L’Etat agonise le secteur privé

Les commerçants tchadiens battent de l’aile à cause du non-paiement de leurs factures par l’Etat. Malgré l’annonce du président de la République pour l’apurement partiel de la dette intérieure, surtout pour les petites entreprises, le décaissement pose problème. Ce que déplorent le syndicat des commerçants et le Conseil national du patronat tchadien.

“Le problème de la dette intérieure constitue une des principales préoccupations du secteur privé dont se charge le Conseil national du patronat tchadien (Cnpt). Ce problème a été posé à plusieurs reprises aux autorités de la République qui ont bien voulu engager un cabinet d’audit international pour pouvoir évaluer ces dettes. Il ressort de cette évaluation que la dette intérieure s’élève à 2000 milliards de francs CFA et constituent un goulot  d’étranglement pour les entreprises du secteur formel qui attendent le paiement depuis des années”, renseigne Dingamnayal Renaud, secrétaire général du Conseil national du patronat tchadien.

Face aux difficultés des entreprises du secteur privé, et avec l’apparition de la pandémie de la Covid-19, le président de la République a annoncé en avril dernier un décaissement de 110 milliards francs CFA pour le paiement partiel de la dette intérieure en vue de relancer la petite économie. Mais jusque-là, les opérateurs économiques éprouvent de difficultés à entrer en possession de leurs dus. Ils déplorent le processus du traitement des dossiers qui a été bloqué par plusieurs contrôles d’Etat. Le Syndicat national des commerçants tchadiens, après moult tractations sans résultat, se contente des déclarations appelant le président de la République à se saisir de cette épineuse question de la dette intérieure. Pour l’instant, le comité chargé de suivi des retards sur le règlement des factures du Syndicat national des commerçants tchadiens, se réserve le droit de saisir les juridictions internationales. “Les commerçants ont adressé plusieurs correspondances au gouvernement pour revendiquer le paiement de leurs dus, mais ces correspondances sont restées sans suite favorable depuis plusieurs années. Aujourd’hui, les commerçants n’arrivent plus à tourner leurs affaires à cause de l’Etat qui ne respecte pas ses engagements vis-à-vis de ses partenaires et fournisseurs”, déplore Wardougou Djimi Chetté, président du Comité de suivi du syndicat national des commerçants tchadiens. Le non-respect des engagements par l’Etat tchadien a des conséquences très lourdes. “Les commerçants sont largement victimes des harcèlements par leurs banques pour non-paiement des créances qui occasionne la multiplication des agios sur les crédits contractés par les opérateurs économiques qui sont considérés désormais comme des clients douteux”, souligne Wardougou Djimi Chetté. Il estime la dette des commerçants membres du syndicat à quelque 99 867 819 milliards francs CFA.

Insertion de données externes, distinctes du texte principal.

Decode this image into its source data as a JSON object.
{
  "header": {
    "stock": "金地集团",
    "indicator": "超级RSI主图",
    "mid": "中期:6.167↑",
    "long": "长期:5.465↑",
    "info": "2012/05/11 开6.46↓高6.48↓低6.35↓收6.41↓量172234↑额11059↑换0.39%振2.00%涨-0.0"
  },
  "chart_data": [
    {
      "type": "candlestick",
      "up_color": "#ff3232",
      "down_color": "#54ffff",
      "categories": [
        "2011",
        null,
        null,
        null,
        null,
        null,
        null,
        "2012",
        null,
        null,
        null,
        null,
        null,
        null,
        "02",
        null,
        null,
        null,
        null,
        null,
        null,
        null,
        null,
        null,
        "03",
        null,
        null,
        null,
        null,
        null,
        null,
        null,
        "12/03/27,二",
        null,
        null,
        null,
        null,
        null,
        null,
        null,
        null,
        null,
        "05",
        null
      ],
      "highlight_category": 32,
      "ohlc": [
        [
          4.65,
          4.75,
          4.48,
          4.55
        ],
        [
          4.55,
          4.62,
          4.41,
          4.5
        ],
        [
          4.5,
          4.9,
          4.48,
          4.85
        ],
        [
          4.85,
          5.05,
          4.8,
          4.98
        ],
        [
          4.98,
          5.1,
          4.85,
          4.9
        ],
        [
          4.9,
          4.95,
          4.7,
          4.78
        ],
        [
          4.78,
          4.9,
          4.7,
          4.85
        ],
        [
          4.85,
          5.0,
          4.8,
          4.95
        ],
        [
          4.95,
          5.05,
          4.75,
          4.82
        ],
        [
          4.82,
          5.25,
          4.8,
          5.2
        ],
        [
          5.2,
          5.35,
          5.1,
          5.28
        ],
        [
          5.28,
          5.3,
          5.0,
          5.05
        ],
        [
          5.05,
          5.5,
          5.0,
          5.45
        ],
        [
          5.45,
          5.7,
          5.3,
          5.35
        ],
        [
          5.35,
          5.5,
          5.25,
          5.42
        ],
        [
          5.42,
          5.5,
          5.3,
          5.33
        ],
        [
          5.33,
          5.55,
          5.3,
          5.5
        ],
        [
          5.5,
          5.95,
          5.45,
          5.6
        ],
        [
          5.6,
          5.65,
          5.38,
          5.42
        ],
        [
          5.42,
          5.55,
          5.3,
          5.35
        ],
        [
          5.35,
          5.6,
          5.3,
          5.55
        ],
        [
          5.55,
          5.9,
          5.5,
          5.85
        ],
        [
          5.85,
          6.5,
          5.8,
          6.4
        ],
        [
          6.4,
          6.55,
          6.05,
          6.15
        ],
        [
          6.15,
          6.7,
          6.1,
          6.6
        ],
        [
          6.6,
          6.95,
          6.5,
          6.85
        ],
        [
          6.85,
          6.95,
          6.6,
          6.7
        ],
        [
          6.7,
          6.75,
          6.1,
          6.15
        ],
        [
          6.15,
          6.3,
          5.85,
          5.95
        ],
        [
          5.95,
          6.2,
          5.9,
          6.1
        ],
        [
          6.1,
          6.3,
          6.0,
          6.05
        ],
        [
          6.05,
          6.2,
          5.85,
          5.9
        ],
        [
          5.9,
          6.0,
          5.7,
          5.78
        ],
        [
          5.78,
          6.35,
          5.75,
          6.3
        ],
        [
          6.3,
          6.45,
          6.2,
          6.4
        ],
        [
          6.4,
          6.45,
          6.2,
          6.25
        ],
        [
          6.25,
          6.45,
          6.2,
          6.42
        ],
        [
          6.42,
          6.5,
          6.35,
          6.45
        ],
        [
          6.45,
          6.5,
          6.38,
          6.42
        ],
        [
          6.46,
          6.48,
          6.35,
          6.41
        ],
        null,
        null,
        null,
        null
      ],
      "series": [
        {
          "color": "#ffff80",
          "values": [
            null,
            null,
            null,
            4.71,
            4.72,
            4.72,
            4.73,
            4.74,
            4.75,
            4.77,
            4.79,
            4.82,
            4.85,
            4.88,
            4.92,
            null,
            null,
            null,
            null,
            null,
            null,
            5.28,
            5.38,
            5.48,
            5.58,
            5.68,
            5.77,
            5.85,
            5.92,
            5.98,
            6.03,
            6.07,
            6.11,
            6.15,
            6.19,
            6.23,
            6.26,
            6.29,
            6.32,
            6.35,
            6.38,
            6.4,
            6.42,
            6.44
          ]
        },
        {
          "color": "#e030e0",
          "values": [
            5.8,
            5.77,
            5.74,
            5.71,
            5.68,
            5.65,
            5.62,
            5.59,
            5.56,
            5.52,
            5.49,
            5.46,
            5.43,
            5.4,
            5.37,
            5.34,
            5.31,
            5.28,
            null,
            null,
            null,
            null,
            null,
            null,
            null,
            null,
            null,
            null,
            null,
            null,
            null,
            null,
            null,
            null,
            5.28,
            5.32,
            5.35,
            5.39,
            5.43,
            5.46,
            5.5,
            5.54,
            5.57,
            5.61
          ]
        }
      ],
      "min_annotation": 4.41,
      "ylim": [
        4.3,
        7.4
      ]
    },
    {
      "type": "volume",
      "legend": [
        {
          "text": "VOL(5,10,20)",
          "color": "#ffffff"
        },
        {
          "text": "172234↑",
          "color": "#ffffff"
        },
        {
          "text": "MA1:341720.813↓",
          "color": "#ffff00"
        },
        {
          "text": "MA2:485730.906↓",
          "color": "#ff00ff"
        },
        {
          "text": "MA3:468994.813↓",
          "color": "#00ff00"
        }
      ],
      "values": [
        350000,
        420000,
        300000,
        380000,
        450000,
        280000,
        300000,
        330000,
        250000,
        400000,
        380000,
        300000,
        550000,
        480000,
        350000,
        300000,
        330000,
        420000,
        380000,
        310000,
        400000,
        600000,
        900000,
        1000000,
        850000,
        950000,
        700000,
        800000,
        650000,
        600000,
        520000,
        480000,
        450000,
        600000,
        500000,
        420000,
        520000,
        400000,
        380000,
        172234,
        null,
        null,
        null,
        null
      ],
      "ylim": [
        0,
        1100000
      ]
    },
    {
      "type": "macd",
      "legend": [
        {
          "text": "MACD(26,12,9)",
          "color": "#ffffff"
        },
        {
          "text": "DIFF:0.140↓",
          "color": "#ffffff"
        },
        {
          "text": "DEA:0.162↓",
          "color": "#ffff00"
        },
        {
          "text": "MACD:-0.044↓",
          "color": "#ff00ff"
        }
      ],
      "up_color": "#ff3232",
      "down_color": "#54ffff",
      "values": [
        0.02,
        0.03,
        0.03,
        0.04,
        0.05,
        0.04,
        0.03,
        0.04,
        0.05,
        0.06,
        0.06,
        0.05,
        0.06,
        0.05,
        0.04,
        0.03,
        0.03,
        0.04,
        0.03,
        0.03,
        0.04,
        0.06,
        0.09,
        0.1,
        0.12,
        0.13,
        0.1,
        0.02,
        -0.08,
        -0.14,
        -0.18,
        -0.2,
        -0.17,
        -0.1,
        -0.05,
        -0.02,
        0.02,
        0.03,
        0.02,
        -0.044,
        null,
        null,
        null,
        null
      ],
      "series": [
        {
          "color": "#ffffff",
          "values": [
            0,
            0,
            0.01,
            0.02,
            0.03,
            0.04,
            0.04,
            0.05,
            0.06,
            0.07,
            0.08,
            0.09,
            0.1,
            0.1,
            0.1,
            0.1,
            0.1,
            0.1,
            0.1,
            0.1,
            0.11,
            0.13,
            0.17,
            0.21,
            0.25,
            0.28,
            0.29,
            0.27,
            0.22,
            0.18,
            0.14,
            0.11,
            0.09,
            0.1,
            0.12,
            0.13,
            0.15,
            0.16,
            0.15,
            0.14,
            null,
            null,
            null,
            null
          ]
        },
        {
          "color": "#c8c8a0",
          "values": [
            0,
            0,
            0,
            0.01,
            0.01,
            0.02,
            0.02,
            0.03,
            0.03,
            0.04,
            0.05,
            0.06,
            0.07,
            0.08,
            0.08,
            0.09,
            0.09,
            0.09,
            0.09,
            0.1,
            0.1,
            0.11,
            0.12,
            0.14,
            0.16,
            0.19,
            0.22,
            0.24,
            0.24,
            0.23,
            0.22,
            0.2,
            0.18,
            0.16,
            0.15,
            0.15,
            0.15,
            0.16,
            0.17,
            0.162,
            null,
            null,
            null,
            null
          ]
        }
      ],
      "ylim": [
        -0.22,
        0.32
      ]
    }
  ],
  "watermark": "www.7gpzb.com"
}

Au niveau du Cnpt, on estime la dette à environ deux mille milliards. “Nous avons entamé des démarches qui ont abouti à cette promesse de décaissement partiel pour un apurement progressif. Malheureusement, malgré les annonces faites par le gouvernement, les entreprises membres du patronat n’ont pas encore perçu, ne serait-ce que partiellement ce que l’Etat leur doit”, déplore de son côté le Sg du patronat, Dingamnayal Renaud.

Au sujet du blocus dans le traitement des dossiers des commerçants, le Sg déplore le fait qu’il y ait trop de contrôles qui se font de manière compromettante au niveau des entreprises. “Dans les entreprises adhérentes au Cnpt, il leur arrive d’avoir trois à cinq contrôles à la fois et nous avons toujours décrié cela. Surtout le fait que l’inspection d’Etat vienne s’ajouter au service des impôts pour contrôler les entreprises”, décrie Renaud.

En plus de ces nombreux contrôles qui bloquent le circuit des dossiers, les opérateurs économiques dénoncent une pratique malsaine de certains fonctionnaires au ministère des Finances et du budget.

“Notre administration est gangrénée par la corruption. Si vous avez votre argent au Trésor public, même si tous vos papiers sont en règle, certains fonctionnaires véreux exigent que vous cédiez 10 à 20%. Malheureusement il existe des commerçants qui acceptent de jouer à ce jeu-là, parce qu’à force d’attendre deux à cinq ans, ils craignent de mourir sans pouvoir accéder à leur dû, ils cèdent aux yeux malsains de certains fonctionnaires”, dénonce Wardougou Djimi Chetté.